Et cette réflexion n’a rien d’abstrait. Il raconte comment il a lui-même fait l’expérience de cette transfiguration, en tant que spectateur. Il conclut, en ce qui le concerne, qu’il est « un spectateur super facile », car il aime tout ce qui bouge. Ce qu’il aime, c’est observer, dans un spectacle, le travail lui-même, les répétitions en cours, et surtout « voir ce qui merde, ce qui rate ». Et il ajoute : « en tant que spectateur, j’assiste toujours à des crashs merveilleux ».
C’est pourquoi Creuzevault ne supporte pas la rigidité — ce qu’il exprime, autrement, à partir de son envie de « tout casser ». Dans son travail de mise en scène, il considère qu’il n’existe pas de spectateur ou de spectatrice en soi. « La mise en scène, à partir du moment où les gens sont dans la salle, doit indiquer — c’est déjà de la mise en scène — comment elle propose aux gens de regarder. » S’agit-il d’un contrat, comme on le dit souvent, ou plutôt d’un pacte ? Les spectateurs sont conduits à l’avaliser à chaque fois.
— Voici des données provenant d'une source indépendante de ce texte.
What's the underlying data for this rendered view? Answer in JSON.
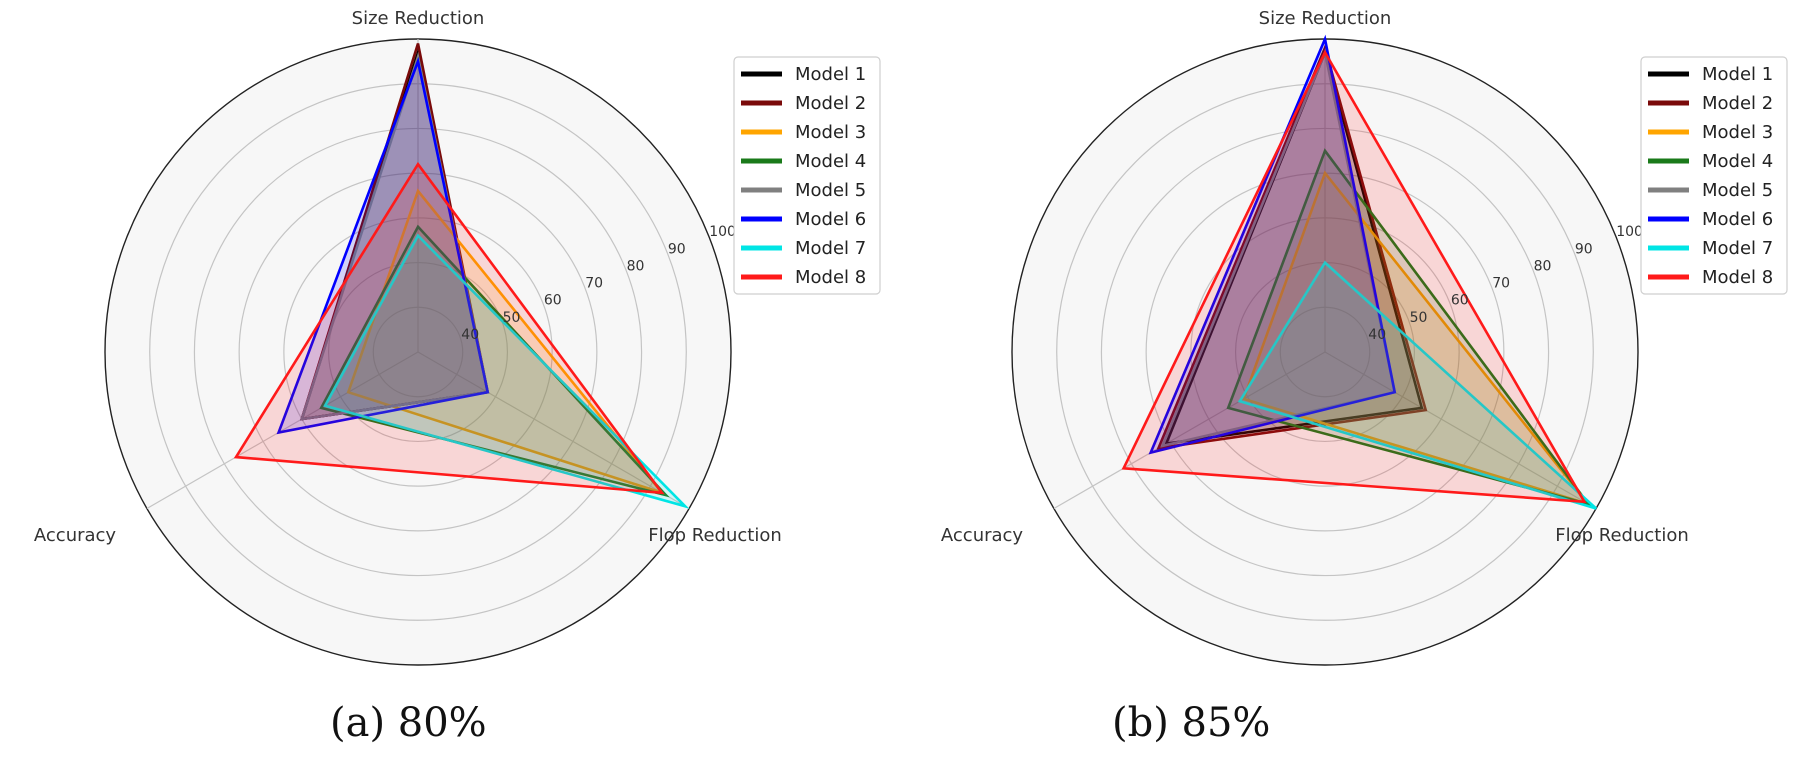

Cela revient à affirmer que les spectateurs ne sont pas « devenus des légumes », comme on les condamne souvent. En revanche, il n’est pas certain qu’on leur permette de saisir d’emblée — y compris en arrivant au théâtre — « ce qui semble requis pour cette expérience, qui se propose dans ces coordonnées ». En somme, ce qui pose vraiment problème, c’est la standardisation du théâtre : cette normativité qui a tendance à figer une activité censée, au contraire, rester vivante et ouverte.